|Title||:||PBC: Prefetched Blocks Compaction|
|Details||:||Fri, 17 Jul, 2015 3:30 PM @ BSB 361|
|Abstract:||:||Last-level-cache (LLC) is one of the critical resources of a multi-core system. Micro-architectural techniques that provide more cache hits at the LLC are the key. Two such techniques are cache compression and hardware prefetching.
Cache compression techniques increase the effective cache capacity without increasing the cache size. The techniques are based on the observation that significant amount of data accessed/generated by a program share common patterns that can be represented (stored) using fewer number of bits. Hardware prefetching, on the other hand, hides the off-chip DRAM latency. Instead of waiting for a cache miss to fetch data from the DRAM, a prefetcher trains itself to identify such misses ahead of time and prefetches data into the cache, thereby converting the cache miss into a potential cache hit. One of the key features of the addresses generated by the commonly used prefetchers (such as stride and stream) is that these addresses correlate in space due to spatial locality.

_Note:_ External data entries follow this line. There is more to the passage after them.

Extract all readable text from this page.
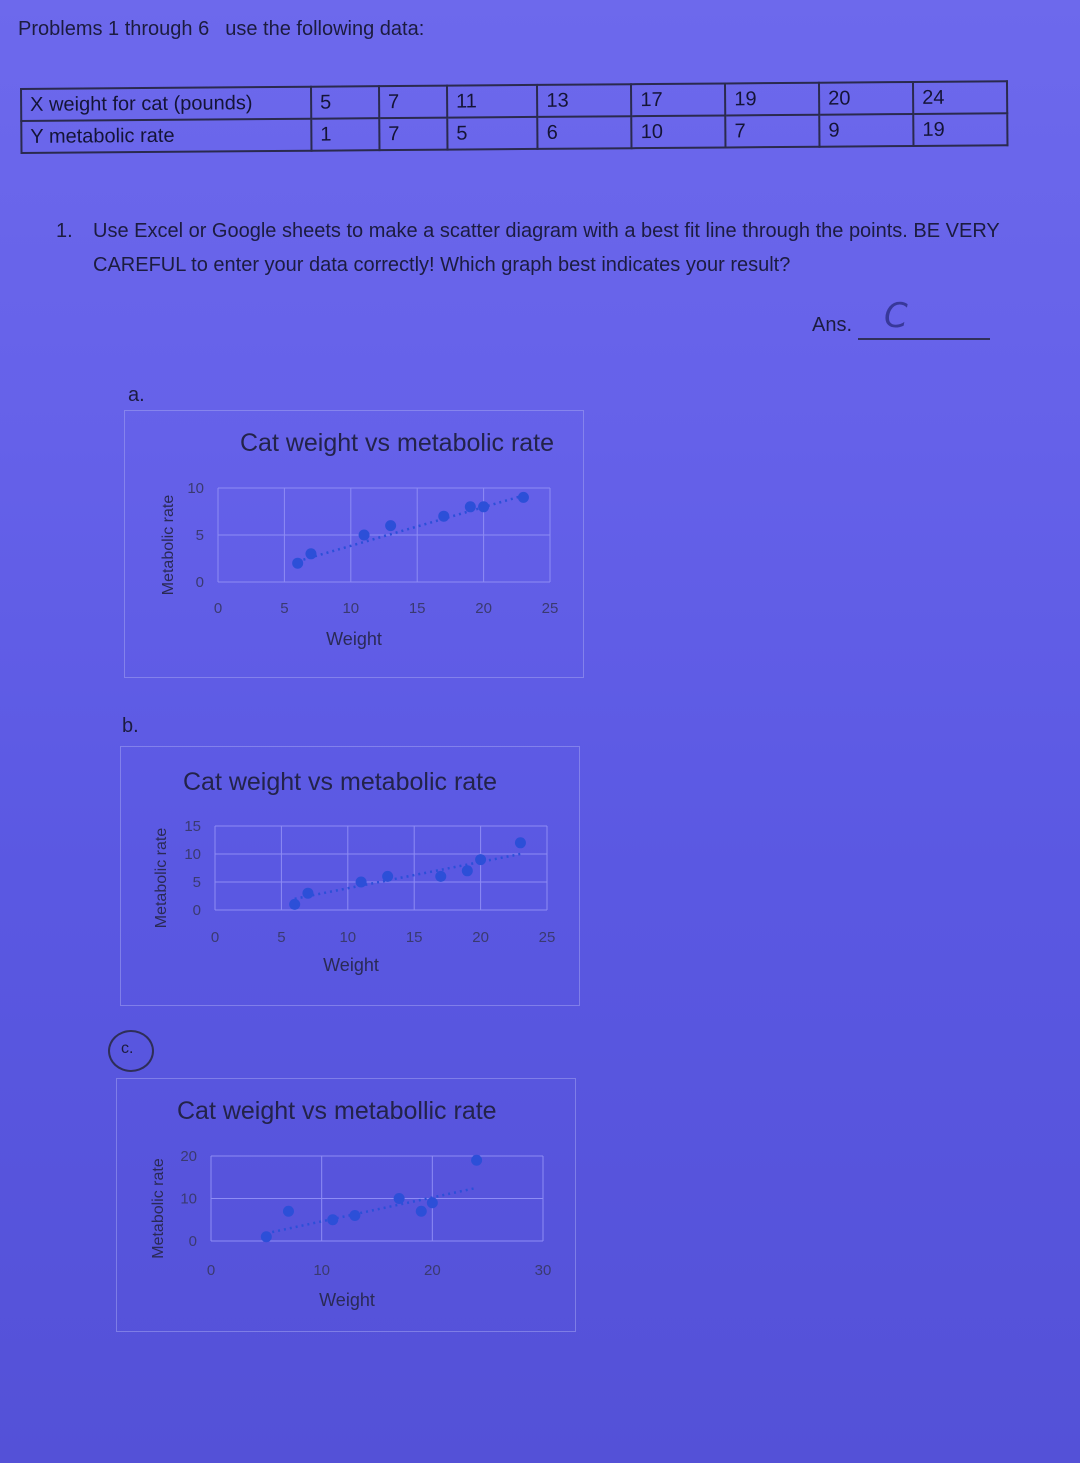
Problems 1 through 6 use the following data:
X weight for cat (pounds)	5	7	11	13	17	19	20	24
Y metabolic rate	1	7	5	6	10	7	9	19
1. Use Excel or Google sheets to make a scatter diagram with a best fit line through the points. BE VERY CAREFUL to enter your data correctly! Which graph best indicates your result?
Ans. C
a.
b.
c.
Cat weight vs metabolic rate
0
5
10
0	5	10	15	20	25
Weight
Metabolic rate
Cat weight vs metabolic rate
0
5
10
15
0	5	10	15	20	25
Weight
Metabolic rate
Cat weight vs metabollic rate
0
10
20
0	10	20	30
Weight
Metabolic rate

We observe that the key features of prefetching can be used for compression, which can further increase the effective cache capacity. Our goal in this work is to design a mechanism that can exploit the features of hardware prefetching for compressing multiple prefetched blocks into a single block. We treat multiple contiguous prefetched cache blocks that share common higher order address bits as one single cache block, exploiting the data patterns present across these blocks and propose prefetched blocks compaction (PBC), a low-cost and practical compaction technique that compacts multiple prefetched blocks into a single cache block called compact block. We evaluate PBC across a wide variety of workloads and compare its performance to a baseline system with no compaction.